Work zone crashes also have a pronounced impact on construction schedules and costs, Kubacki says. He notes that 53 percent of contractors responded that their highway projects have been delayed during the past 12 months because of work zone crashes. He added that 74 percent of responding contractors report they feel highway work zone crashes pose a greater risk now compared to a decade ago.
 
As a result of the work zone study, AGC has launched a new targeted mobile advertising campaign designed to reach regular highway work zone drivers and urge them to be careful in roadside construction sites before the start of the traditional summer driving season.
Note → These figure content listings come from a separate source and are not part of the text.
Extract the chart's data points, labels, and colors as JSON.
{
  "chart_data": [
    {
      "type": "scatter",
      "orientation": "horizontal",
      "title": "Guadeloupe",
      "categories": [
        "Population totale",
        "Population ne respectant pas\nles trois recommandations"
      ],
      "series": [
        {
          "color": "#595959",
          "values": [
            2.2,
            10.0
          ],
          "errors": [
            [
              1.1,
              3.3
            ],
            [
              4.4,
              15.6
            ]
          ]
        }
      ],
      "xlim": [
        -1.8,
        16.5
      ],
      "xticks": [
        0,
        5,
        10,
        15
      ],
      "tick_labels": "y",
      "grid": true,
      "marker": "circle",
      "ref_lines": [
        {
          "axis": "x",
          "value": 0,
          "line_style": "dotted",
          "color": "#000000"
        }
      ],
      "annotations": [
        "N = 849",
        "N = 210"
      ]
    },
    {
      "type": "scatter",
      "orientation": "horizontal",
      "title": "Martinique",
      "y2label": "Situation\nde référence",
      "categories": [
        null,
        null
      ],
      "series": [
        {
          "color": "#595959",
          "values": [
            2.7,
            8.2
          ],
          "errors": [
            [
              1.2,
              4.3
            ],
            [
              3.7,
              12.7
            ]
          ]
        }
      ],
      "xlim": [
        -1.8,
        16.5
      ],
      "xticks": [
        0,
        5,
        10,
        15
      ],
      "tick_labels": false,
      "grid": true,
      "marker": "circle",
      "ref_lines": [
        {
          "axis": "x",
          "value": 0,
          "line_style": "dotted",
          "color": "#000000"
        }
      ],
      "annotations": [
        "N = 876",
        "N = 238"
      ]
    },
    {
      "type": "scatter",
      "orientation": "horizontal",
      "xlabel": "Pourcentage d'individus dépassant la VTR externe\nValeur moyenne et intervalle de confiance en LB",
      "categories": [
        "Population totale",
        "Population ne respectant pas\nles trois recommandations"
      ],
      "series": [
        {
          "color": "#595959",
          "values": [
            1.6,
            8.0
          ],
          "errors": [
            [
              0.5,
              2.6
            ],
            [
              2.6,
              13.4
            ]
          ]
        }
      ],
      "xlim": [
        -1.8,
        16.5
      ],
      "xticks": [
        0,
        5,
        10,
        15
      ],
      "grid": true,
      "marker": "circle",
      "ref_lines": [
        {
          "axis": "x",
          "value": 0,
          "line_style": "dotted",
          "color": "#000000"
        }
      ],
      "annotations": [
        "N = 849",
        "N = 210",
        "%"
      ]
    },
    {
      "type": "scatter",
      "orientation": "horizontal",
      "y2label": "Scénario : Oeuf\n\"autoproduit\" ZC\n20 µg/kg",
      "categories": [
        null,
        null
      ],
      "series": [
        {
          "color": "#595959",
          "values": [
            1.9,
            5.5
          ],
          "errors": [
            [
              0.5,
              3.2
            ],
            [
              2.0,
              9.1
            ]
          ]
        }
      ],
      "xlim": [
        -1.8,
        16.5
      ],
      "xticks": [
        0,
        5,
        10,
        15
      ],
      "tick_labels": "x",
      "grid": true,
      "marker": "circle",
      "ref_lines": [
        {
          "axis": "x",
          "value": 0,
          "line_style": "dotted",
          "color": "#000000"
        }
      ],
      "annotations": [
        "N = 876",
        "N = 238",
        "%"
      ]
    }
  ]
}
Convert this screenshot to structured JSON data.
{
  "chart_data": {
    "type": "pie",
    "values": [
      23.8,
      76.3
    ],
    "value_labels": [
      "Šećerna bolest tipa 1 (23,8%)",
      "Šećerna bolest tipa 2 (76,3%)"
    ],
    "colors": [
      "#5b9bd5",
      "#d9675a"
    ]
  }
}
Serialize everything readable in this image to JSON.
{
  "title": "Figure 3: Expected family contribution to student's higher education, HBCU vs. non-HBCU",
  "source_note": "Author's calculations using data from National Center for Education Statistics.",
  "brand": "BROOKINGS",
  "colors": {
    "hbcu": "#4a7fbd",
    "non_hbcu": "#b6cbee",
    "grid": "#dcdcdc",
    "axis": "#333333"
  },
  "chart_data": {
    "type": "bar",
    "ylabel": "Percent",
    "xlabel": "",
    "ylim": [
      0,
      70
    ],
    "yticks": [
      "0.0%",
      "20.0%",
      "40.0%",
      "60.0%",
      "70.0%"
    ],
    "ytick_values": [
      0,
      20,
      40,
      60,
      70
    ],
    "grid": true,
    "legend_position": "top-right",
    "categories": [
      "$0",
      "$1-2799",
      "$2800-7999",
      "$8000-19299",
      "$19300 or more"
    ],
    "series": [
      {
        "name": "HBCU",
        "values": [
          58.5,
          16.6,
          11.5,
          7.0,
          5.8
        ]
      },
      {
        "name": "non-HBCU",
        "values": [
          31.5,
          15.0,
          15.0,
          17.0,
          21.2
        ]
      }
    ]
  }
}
As part of the campaign, drivers who regularly pass through highway work zones in Pittsburgh, Pennsylvania; St. Louis, Missouri; Birmingham, Alabama and Evansville, Indiana were sent mobile advertising with special work zone safety messages.
 
Kubacki notes that the ads show up only when the driver opens his or her mobile phone and either visits a web browser like Chrome or Safari, or uses an app with advertisements. The campaign is crafted that way to avoid distracting drivers while they are on the road, instead reaching them when they can safely use their phones. During a span of three weeks earlier this year, over one and a half million motorists have seen the ad, Kubacki notes, while several thousand have clicked on the ads to view more highway work zone safety tips.
 
"We are using technology to make sure 100 percent of our ads are reaching work zone motorists," the highway contractor adds. "Instead of trying to sell something, we are harnessing mobile advertising technology to save as many lives as possible."